Another problem arises when you set Ferris Bueller's movie in Inglewood's streets. The funny part of the White Teen Comedy is that there are no real consequences, but everyone thinks there are. "If I don't make it to this party, I'll die." "If I don't get laid before senior year I'll die." "If I don't get into Harvard I'll die." No you won't, we laugh, that's just life in your teens. The difference with Malcolm, Diggy, and Jib, is that they actually might die. Like for real. That's what it means to be who they are where they are. And it seems that the movie has an awkward go of moving back and forth between these two realities. We are kept at such comedic distance that it is well into the film before we ever feel what Malcolm is feeling. We have no real cinematic or viewing language for a life that is as real as it gets, but is still just another teen movie.
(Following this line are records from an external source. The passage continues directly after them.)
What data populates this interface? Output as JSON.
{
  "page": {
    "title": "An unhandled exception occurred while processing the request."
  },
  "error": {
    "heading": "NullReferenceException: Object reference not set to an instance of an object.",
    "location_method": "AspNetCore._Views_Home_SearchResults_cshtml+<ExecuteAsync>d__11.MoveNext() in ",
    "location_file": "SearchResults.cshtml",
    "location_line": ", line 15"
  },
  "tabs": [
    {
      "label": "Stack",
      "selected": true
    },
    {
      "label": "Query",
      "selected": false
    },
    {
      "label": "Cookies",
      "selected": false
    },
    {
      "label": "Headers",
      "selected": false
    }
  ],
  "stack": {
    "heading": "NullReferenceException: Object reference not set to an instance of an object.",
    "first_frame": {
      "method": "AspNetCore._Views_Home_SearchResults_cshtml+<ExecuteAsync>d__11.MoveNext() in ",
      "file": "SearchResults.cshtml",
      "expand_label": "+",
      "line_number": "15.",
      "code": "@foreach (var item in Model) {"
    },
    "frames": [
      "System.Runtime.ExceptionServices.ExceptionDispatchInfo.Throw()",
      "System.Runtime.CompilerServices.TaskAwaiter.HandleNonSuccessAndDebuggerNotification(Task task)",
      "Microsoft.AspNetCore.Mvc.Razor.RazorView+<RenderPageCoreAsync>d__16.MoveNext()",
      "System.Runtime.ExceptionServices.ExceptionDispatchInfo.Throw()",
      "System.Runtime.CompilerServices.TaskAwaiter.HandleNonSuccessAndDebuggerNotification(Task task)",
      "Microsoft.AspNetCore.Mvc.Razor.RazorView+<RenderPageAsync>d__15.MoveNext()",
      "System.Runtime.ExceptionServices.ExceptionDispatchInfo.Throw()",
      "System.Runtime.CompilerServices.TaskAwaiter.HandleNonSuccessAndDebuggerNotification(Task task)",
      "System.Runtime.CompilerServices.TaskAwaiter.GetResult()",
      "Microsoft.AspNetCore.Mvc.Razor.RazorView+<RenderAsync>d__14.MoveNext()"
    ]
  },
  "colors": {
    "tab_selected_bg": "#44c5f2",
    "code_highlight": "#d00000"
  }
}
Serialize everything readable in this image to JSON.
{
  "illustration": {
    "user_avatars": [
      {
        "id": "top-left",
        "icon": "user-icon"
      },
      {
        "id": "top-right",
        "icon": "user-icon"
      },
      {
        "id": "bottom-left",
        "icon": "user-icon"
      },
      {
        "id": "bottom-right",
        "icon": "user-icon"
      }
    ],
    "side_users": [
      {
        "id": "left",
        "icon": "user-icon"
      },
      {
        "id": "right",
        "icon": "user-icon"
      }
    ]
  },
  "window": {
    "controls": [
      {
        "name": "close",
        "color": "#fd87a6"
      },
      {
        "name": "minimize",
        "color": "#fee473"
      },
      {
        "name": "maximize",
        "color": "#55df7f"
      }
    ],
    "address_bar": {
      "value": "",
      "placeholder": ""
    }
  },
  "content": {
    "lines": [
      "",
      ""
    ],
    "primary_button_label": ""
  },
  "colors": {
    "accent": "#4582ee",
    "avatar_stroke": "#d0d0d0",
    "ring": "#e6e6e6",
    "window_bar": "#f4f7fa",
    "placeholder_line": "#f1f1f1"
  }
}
All of us humans are infinitely more complex than movie tropes would suggest. We may sometimes act just like everyone else who looks like us. But that's not all we are. We also take ideas of how to be from every place and person we encounter, add them to our basic understandings, filter them through our own languages, and create infinite variations on how to be human. This wonder of real life is also the failure of movies, for studios aren't likely to finance a movie about the Infinite Variations of Being Human. Instead, we're left with films like Dope that murder some expectations while failing to even question others. And until we as an audience learn and accept that every fucking person is complete, complex, and self-defining, then intelligent filmmakers like Famuyiwa will always have to trick us into seeing people as humans. And we'll always have to make do with movies that both are and aren't dope.